The meeting of House members was to focus on new developments for a stock trading ban first introduced in September, according to a report from NOTUS. Ahead of time, Rep. Tim Burchett, a Tennessee Republican, said that the bill would receive a markup, a process in which bills are debated and amended before being brought forward for a vote.
News of the changes that emerged out of this meeting, however, have not gone down well with everyone. Rep. Anna Paulina Luna, a Florida Republican who did not attend the meeting in-person, attacked the markup on social media and claimed that the proposal was now too watered down.
“We got news that they are marking up and bring to the floor a [watered] down version with no teeth,” Luna wrote in a post on X. “Unacceptable.”
However the proposal proceeds, Luna has previously pledged to file a discharge petition to force a vote on the ban if House Speaker Mike Johnson does not bring it forward soon himself.
Despite Luna’s objections, other lawmakers remain committed to getting the proposal through.
“In this moment, confidence in our government is abysmally low,” Rep. Joe Morelle, a New York Democrat, said. “Fostering public trust in our institutions is the absolute bedrock of the American experiment. It is what gives our government legitimacy.

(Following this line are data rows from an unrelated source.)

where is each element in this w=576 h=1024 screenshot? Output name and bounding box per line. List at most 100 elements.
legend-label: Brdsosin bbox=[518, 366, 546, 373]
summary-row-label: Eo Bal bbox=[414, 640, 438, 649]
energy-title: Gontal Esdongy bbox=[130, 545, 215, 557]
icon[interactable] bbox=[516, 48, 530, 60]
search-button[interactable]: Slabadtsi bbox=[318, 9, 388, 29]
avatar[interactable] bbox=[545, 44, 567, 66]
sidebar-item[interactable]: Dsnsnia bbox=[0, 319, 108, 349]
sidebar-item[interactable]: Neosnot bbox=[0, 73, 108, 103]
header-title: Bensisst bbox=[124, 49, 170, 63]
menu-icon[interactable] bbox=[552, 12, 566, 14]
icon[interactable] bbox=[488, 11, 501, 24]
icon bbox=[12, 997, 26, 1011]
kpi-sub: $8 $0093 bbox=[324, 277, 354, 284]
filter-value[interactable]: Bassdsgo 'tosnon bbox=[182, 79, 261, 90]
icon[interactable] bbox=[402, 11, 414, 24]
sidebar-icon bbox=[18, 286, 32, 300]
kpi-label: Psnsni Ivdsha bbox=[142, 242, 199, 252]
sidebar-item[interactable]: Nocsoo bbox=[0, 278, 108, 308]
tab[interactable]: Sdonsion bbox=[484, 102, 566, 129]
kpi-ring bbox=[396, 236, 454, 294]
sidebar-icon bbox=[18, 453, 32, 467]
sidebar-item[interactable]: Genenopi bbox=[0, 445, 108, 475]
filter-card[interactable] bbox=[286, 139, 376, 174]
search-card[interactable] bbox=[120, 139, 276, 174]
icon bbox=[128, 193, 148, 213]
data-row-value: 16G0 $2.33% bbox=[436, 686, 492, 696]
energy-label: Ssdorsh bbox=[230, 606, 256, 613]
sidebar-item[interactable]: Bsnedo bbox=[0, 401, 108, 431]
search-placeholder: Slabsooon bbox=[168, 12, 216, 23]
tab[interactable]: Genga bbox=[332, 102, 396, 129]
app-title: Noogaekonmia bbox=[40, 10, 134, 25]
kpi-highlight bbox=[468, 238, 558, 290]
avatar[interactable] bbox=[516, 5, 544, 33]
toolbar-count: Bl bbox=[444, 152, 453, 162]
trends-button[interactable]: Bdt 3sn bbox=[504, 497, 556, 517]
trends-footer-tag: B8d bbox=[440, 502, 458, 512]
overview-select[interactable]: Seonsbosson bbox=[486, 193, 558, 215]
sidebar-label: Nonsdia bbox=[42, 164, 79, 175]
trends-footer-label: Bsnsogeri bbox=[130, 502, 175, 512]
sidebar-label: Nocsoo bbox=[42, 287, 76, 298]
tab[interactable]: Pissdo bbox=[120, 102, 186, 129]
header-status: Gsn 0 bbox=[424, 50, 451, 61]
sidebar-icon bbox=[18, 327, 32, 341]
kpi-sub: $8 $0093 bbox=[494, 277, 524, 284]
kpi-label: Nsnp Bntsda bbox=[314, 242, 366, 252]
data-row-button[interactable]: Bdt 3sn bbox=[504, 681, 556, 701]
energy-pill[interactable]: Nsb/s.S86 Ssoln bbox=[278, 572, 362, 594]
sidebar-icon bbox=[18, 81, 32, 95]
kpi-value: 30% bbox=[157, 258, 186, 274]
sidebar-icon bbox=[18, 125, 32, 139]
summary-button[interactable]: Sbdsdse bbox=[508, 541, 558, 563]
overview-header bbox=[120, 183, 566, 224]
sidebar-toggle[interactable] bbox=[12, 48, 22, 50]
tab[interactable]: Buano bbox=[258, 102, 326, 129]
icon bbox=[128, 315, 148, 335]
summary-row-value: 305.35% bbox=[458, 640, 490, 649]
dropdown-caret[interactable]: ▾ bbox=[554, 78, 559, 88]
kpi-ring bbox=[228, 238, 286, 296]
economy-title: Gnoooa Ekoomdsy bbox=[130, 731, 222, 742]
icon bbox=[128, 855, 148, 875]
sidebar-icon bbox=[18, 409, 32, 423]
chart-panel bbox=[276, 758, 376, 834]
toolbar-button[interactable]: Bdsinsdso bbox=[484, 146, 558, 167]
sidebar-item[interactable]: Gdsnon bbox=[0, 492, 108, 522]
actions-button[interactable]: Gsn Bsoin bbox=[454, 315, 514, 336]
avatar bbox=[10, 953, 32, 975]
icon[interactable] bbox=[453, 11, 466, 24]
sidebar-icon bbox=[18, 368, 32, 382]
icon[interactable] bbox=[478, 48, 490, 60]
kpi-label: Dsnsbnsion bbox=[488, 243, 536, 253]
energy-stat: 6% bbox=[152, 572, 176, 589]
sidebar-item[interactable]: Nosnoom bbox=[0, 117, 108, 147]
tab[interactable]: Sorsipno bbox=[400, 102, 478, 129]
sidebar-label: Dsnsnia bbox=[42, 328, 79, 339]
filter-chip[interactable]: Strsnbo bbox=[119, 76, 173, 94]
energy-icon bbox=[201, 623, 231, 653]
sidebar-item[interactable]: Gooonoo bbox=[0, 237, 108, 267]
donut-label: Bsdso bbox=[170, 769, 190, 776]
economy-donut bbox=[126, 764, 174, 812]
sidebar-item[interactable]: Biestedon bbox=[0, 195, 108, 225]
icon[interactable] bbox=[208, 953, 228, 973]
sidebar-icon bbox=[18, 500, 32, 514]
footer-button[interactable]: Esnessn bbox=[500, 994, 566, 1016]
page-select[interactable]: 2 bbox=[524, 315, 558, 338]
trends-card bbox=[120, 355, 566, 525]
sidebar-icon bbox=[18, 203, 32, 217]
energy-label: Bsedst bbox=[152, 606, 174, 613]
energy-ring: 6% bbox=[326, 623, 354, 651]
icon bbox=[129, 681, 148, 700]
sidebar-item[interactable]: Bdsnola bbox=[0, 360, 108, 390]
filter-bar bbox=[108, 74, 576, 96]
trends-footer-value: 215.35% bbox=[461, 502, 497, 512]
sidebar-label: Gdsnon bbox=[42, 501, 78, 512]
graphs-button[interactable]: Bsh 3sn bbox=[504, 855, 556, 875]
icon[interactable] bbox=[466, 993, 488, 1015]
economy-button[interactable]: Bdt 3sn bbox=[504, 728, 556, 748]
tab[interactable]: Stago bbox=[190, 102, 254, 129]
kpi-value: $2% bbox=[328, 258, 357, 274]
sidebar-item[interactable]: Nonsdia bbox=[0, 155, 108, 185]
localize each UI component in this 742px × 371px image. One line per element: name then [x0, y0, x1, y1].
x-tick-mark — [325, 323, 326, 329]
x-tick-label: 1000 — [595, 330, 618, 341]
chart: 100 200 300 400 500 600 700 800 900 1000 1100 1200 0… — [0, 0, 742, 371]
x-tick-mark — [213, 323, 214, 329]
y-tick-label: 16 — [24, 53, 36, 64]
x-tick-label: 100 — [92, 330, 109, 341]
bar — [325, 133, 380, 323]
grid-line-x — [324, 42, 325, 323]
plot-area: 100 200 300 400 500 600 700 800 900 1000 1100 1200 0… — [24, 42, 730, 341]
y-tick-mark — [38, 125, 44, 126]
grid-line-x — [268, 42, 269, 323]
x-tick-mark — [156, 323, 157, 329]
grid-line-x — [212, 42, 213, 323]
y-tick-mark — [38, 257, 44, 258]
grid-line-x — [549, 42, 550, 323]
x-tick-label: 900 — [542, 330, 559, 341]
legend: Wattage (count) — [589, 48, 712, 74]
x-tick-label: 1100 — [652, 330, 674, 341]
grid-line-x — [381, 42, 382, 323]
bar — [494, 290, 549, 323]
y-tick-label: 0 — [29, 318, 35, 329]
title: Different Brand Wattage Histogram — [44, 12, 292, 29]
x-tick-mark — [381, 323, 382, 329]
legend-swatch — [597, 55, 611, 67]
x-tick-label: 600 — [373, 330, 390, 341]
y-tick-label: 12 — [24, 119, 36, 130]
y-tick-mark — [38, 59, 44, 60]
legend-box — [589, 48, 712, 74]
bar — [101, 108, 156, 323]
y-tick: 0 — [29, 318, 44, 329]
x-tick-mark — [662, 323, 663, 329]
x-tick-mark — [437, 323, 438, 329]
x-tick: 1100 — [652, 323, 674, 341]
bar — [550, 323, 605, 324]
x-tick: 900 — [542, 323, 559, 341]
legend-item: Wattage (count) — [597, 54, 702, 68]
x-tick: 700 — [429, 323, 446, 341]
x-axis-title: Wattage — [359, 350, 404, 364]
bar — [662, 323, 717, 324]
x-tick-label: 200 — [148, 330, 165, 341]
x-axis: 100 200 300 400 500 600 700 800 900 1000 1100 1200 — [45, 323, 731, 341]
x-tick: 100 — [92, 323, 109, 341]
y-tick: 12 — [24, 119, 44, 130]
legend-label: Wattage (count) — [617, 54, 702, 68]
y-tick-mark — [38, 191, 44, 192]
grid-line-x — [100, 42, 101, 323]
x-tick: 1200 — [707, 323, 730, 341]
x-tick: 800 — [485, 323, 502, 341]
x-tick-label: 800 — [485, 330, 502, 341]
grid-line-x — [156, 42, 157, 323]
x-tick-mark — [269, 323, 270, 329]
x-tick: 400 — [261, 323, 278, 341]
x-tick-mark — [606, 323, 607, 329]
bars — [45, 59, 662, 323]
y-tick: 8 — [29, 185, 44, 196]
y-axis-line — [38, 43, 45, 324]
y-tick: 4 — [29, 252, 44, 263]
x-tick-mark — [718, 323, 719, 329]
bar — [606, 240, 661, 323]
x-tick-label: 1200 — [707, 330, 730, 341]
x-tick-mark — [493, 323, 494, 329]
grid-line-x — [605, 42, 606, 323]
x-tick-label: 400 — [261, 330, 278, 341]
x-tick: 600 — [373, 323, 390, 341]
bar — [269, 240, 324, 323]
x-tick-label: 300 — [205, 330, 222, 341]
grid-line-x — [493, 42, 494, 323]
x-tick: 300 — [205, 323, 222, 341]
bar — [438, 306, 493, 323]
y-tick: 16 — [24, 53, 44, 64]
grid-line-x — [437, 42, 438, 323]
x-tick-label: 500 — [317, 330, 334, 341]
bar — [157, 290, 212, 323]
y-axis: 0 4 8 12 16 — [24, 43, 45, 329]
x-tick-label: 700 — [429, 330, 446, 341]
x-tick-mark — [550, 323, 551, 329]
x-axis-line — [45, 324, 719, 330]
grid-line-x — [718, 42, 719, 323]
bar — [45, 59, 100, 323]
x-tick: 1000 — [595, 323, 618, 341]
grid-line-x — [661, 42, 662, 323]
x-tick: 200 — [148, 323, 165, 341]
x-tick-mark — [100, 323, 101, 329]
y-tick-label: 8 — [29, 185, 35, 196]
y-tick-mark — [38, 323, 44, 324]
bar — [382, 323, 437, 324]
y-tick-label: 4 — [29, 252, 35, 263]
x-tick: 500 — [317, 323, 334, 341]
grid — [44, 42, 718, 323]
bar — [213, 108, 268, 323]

But that trust must be earned and kept, by holding ourselves to the highest standard of conduct possible.”
Members of Congress are currently required to file financial disclosure relating to their stock trading activity, to ensure that they are not engaged in illegal insider trading based on information they become privy too thanks to their position in government.
Even with that requirement in place, public trust that lawmakers are not just doing it anyway is low. This perception is not helped by the comparatively minor penalties for lawmakers caught engaging in insider trading.
Many have called for an outright ban on stock trading for elected officials and their families. Some lawmakers have pushed back on a complete ban, noting that the salaries for members of Congress have been frozen at around $174,000 since 2009 and stocks are a method left for them to bolster their income.